One particularly memorable chapter sees two witches — one English and one German — battling on their broomsticks high in the London skies during an air-raid. Whereas Benson’s work often has flavours of magical realism, Living Alone is an episodic prose poem whose entire internal logic is more akin to a dream. Some have connected the author’s affinity for fantasy to her own physical incapacities as a child. She grew up continually on the verge of death, suffering from bronchitis and pleurisy. Her survival was almost certainly a matter of sheer tenacity. “I insist on ignoring the whole condition,” she wrote. “If I must die, I’ll die as alive as I can.”

But if Living Alone is a form of feminist escapism, This is the End is a rebuttal to such indulgences. It tells the story of Jay, a young woman who has run away from home to become a bus conductor. I would describe her as the novel’s heroine, only Benson forbids it. “I cannot introduce you to a heroine,” she writes, “because I have never met one.” Jay does not inform her family of her new occupation, but rather spends her working days plunged in reveries of a mysterious house by the sea. In their attempts to locate her, the family eventually reach the imaginary house Jay has described so vividly in her letters. In doing so, they destroy it.

That Benson was largely confined to her bed for most of her childhood may account for her later determination to explore the globe. She produced two travel books – The Little World (1925) and Worlds Within Worlds (1928) — in which the reader is offered a series of lively anecdotes ranging from America to the Far East. This wanderlust was the stimulus for much of her fiction. Most of her novels are set abroad, and I Pose was inspired by a cruise trip she took with her mother to Jamaica.

Yet Benson’s fascination for unfamiliar cultures might also prevent any possible revival of her literary reputation. The later part of I Pose, located in the West Indies, contains descriptions of indigenous people that are shocking by today’s standards, and would doubtless see Benson dismissed as a racist. Her narrator certainly holds views that are rightly abhorred today, but the fact that no contemporary reviews of the novel commented upon these features should be sufficient evidence that they were unremarkable at the time. Benson’s racial prejudices, in other words, can be readily accounted for by the fact that she had the disadvantage of being born in 1892.

Perhaps Benson’s lineage would be considered even more damning. Her mother was from aristocratic stock, and her family made its fortune in the 18th century through the managing of slaves. Given that the British Library was recently compiling a “watchlist” of authors with family connections to the slave trade, and that activists masquerading as academics are frantically engaged in the “decolonisation” of curricula, the fashions of the moment are clearly unfavourable for Benson’s work to be widely rediscovered.

“A curious feeling: when a writer like Stella Benson dies,” wrote Virginia Woolf in her diary, “that one’s response is diminished; Here and Now won’t be lit up by her: it’s life lessened.” Benson’s death from pneumonia in 1933 in what is now northern Vietnam cut short a talent that was still on an upward trajectory.

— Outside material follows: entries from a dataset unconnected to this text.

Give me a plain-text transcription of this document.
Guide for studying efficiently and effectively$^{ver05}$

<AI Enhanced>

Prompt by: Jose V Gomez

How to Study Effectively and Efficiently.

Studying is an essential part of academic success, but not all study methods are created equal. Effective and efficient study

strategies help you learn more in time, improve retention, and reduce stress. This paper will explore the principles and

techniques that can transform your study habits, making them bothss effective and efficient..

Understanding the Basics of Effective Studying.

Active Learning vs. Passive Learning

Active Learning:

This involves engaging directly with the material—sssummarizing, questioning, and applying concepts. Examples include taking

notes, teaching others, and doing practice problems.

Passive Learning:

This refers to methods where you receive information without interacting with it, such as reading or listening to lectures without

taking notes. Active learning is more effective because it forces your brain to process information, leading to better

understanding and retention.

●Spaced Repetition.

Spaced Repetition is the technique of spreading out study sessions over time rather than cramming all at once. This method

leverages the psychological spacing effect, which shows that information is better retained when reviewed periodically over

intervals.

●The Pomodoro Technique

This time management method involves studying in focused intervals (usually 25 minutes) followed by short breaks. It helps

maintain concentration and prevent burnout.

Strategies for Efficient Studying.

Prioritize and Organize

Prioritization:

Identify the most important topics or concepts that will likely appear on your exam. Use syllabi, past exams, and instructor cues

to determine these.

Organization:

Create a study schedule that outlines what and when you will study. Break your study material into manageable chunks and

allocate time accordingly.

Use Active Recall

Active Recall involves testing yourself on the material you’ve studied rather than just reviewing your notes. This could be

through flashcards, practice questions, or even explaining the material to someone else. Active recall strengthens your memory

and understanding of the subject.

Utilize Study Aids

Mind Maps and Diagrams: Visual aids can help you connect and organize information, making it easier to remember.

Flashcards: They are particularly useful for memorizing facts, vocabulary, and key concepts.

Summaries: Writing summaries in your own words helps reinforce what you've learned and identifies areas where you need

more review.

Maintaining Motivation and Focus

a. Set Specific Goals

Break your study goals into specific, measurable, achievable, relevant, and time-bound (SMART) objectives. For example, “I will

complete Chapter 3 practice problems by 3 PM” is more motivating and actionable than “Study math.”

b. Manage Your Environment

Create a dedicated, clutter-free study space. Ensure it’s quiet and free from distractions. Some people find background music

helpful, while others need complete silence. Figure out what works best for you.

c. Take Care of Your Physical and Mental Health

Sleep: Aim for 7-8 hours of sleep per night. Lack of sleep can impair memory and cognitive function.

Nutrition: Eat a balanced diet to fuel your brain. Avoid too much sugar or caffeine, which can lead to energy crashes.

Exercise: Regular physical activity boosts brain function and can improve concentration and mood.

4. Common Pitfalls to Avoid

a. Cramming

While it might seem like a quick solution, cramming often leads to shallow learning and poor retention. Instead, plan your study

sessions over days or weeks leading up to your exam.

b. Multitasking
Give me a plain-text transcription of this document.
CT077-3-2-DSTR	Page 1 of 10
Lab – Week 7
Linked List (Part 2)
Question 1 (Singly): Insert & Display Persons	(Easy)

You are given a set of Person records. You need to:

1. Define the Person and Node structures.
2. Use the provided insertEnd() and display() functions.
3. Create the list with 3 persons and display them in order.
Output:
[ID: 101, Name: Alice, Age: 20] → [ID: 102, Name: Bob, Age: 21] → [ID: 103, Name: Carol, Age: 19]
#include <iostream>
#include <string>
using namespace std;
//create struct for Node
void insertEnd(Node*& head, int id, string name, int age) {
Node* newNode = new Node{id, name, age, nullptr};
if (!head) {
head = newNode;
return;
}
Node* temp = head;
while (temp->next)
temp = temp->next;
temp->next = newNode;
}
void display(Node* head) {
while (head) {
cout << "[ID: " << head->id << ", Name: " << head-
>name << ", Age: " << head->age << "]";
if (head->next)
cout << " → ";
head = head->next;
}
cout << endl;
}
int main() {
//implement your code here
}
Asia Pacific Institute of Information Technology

Her last published novel Tobit Transplanted (1930) was her most acclaimed (Woolf wrote to Benson to say that she envied her for this work) and an unfinished novel published posthumously in 1935 as Mundos could well have surpassed it in completed form.

So while a renewal of interest remains unlikely, Benson’s work cannot be recommended enough. To read her books is to glean a thrilling insight into a singular worldview, one driven by a passion for the unseen and the unknowable. Like the gardener and the suffragette, we become fellow travellers on a strange and exhilarating journey.